Kinderarbeid speelt onderbelichte en indirecte rol bij grote Nederlandse investeerders

Partner

Wereldwijd zijn er naar schatting zo’n 160 miljoen kinderen aan het werk. Grote Nederlandse investeerders hebben hier nog weinig aandacht voor. Zo noemt ruim twee derde van de institutionele beleggers kinderarbeid in hun verantwoord  beleggingsbeleid, maar slechts 7% heeft er een apart beleid voor ontwikkeld. Dit blijkt uit een gezamenlijke studie van de VBDO en de Alliance Work: No Child’s Business, onder de grootste Nederlandse banken, pensioenfondsen en verzekeraars. Het onderzoek werd onder meer uitgevoerd in het kader van 2021 als internationaal jaar ter bestrijding van kinderarbeid.

‘Kinderarbeid is voor het eerst in twintig jaar weer gestegen. Meer dan 160 miljoen kinderen gaan daardoor niet of maar gedeeltelijk naar school.
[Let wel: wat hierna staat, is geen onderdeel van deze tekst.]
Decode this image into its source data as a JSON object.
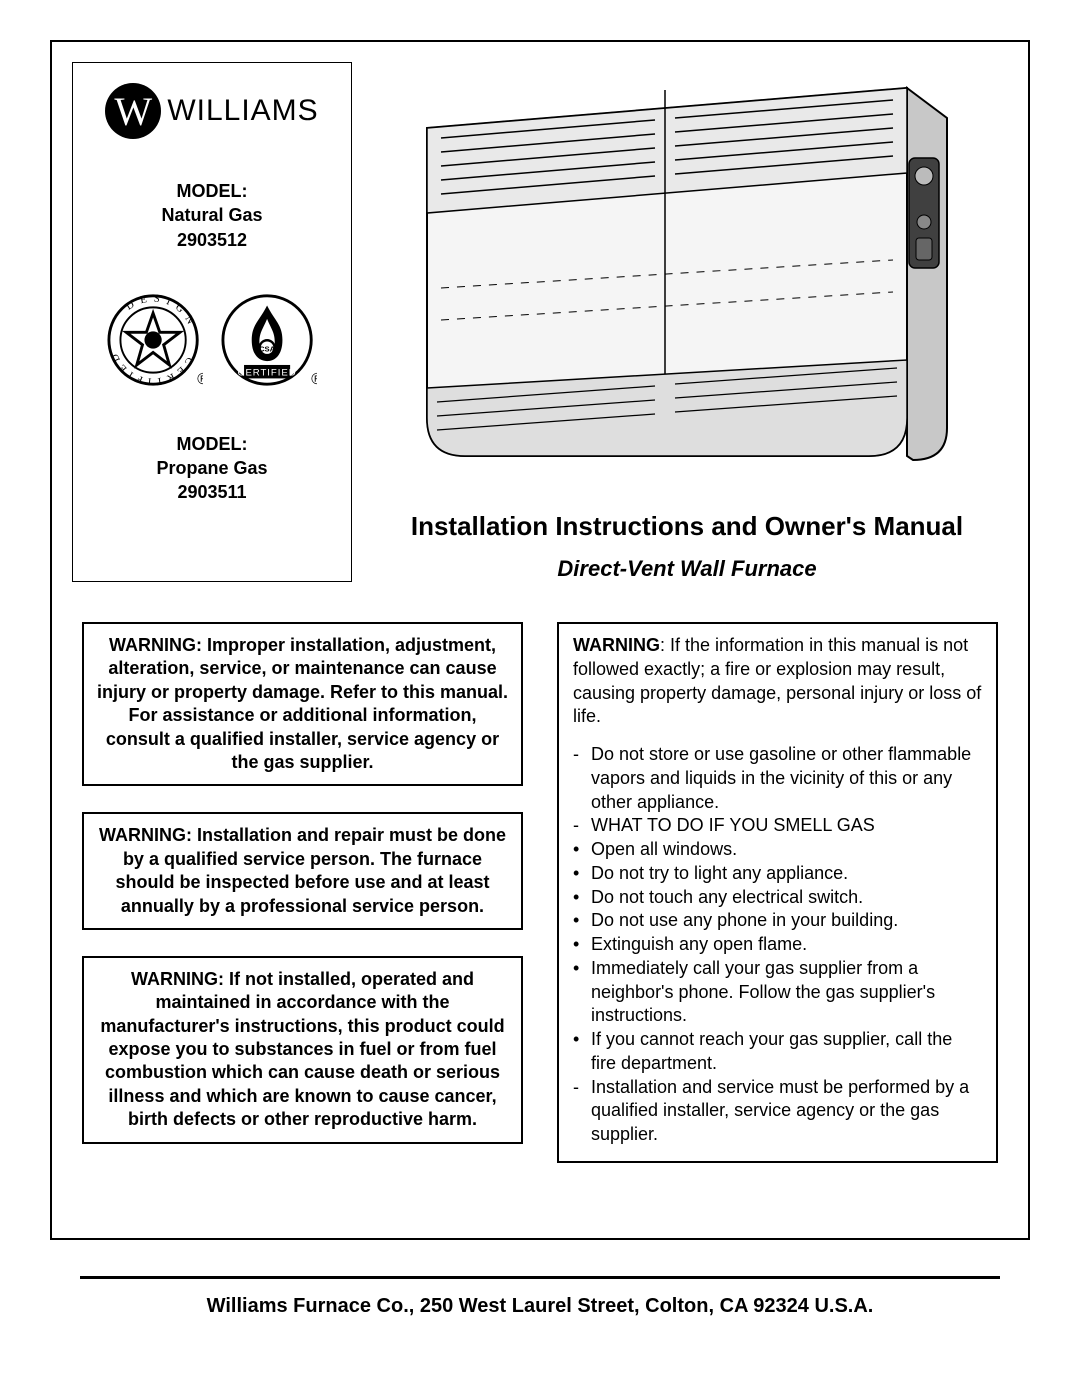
{
  "brand": {
    "mark": "W",
    "name": "WILLIAMS"
  },
  "models": {
    "label": "MODEL:",
    "natural_gas": {
      "fuel": "Natural Gas",
      "number": "2903512"
    },
    "propane": {
      "fuel": "Propane Gas",
      "number": "2903511"
    }
  },
  "cert_badges": {
    "design_text": "DESIGN CERTIFIED",
    "csa_text": "CERTIFIED"
  },
  "titles": {
    "main": "Installation Instructions and Owner's Manual",
    "sub": "Direct-Vent Wall Furnace"
  },
  "warnings_left": {
    "w1": "WARNING:  Improper installation, adjustment, alteration, service, or maintenance can cause injury or property damage.  Refer to this manual.  For assistance or additional information, consult a qualified installer, service agency or the gas supplier.",
    "w2": "WARNING:  Installation and repair must be done by a qualified service person.  The furnace should be inspected before use and at least annually by a professional service person.",
    "w3": "WARNING:  If not installed, operated and maintained in accordance with the manufacturer's instructions, this product could expose you to substances in fuel or from fuel combustion which can cause death or serious illness and which are known to cause cancer, birth defects or other reproductive harm."
  },
  "warning_right": {
    "header_label": "WARNING",
    "header_rest": ":  If the information in this manual is not followed exactly; a fire or explosion may result, causing property damage, personal injury or loss of life.",
    "items": [
      {
        "mark": "-",
        "text": "Do not store or use gasoline or other flammable vapors and liquids in the vicinity of this or any other appliance."
      },
      {
        "mark": "-",
        "text": "WHAT TO DO IF YOU SMELL GAS"
      },
      {
        "mark": "•",
        "text": "Open all windows."
      },
      {
        "mark": "•",
        "text": "Do not try to light any appliance."
      },
      {
        "mark": "•",
        "text": "Do not touch any electrical switch."
      },
      {
        "mark": "•",
        "text": "Do not use any phone in your building."
      },
      {
        "mark": "•",
        "text": "Extinguish any open flame."
      },
      {
        "mark": "•",
        "text": "Immediately call your gas supplier from a neighbor's phone.  Follow the gas supplier's instructions."
      },
      {
        "mark": "•",
        "text": "If you cannot reach your gas supplier, call the fire department."
      },
      {
        "mark": "-",
        "text": "Installation and service must be performed by a qualified installer, service agency or the gas supplier."
      }
    ]
  },
  "footer": "Williams Furnace Co., 250 West Laurel Street, Colton, CA 92324   U.S.A.",
  "furnace_illustration": {
    "type": "line-drawing",
    "stroke": "#000000",
    "fill_light": "#f5f5f5",
    "fill_shadow": "#c8c8c8",
    "control_panel_fill": "#404040"
  }
}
Dit is schadelijk voor de ontwikkeling van kinderen. Institutionele beleggers kunnen bijdragen aan het tegengaan van kinderarbeid, juist door dit collectief op te pakken als onderdeel van hun beleggingsbeleid. Samen kunnen we de vicieuze cirkel helpen verbreken.’ Zegt Josje Beukema, Lobby & Advocacy officer Children’s Rights & Business bij Save the Children Netherlands.

Uitsluiting kinderarbeid praktisch onmogelijk zonder proactief handelen

De meerderheid van de 64 ondervraagde institutionele investeerders (81%) geven aan dat kinderarbeid uitgesloten wordt nadat bijvoorbeeld blijkt dat een bedrijf UN Global Compact principes heeft geschonden.

Sara Heinsbroek, projectmanager van het onderzoek bij de VBDO: ‘Veel institutionele investeerders hebben echter een complexe toeleveringsketen en uitgebreid beleggingsuniversum. Hierdoor is de kans dat een investeerder toch (al dan niet indirect)

blootgesteld is aan kinderarbeid met name in risicosectoren sterk aanwezig. Daarom is het zeer belangrijk dat niet alleen de due diligence processen gevolgd worden, maar dat er ook proactief actie ondernomen wordt op dit onderwerp. Dit kan bijvoorbeeld door kinderarbeid specifiek te benoemen in engagement met bedrijven.’

Indirecte aanpak van kinderarbeid heeft voorkeur van investeerders

De meeste institutionele investeerders besteden indirect aandacht aan kinderarbeid in hun verantwoord beleggingsbeleid onder de noemer arbeidsrechten of mensenrechten. Een indirecte aanpak komt ook in de verantwoord beleggingsinstrumenten, blijkt uit het rapport. Zo geven beleggers er bijvoorbeeld de voorkeur aan om indirect engagement te voeren op kinderarbeid door middel van engagement over leefbaar loon (49%).

Sleutelrol voor samenwerkingen

Een andere belangrijke conclusie uit het rapport is dat er weinig samenwerkingsverbanden zin die zich direct bezighouden met kinderarbeid, zoals collectieve engagementtrajecten. Dit terwijl meer dan driekwart van de deelnemers aan deze studie aangeven dat engagement als het meest belangrijke instrument voor het aanpakken van kinderarbeid wordt beschouwd.

Heinsbroek: ‘De kans is groot dat u als institutionele belegger momenteel investeert in kinderarbeid via de toeleveringsketens van een groot bedrijf. Wachten op een controverse alvorens uitsluiting te overwegen is onvoldoende, inefficiënt en profiteert niet ten volle van de mogelijkheden die actief eigenaarschap biedt aan investeerders. Ons advies: maak van kinderarbeid een separaat onderwerp van belang, zoek verbinding met maatschappelijke organisaties in risicogebieden voor meer transparantie in de keten en initieer gezamenlijke engagementtrajecten in sleutelsectoren.’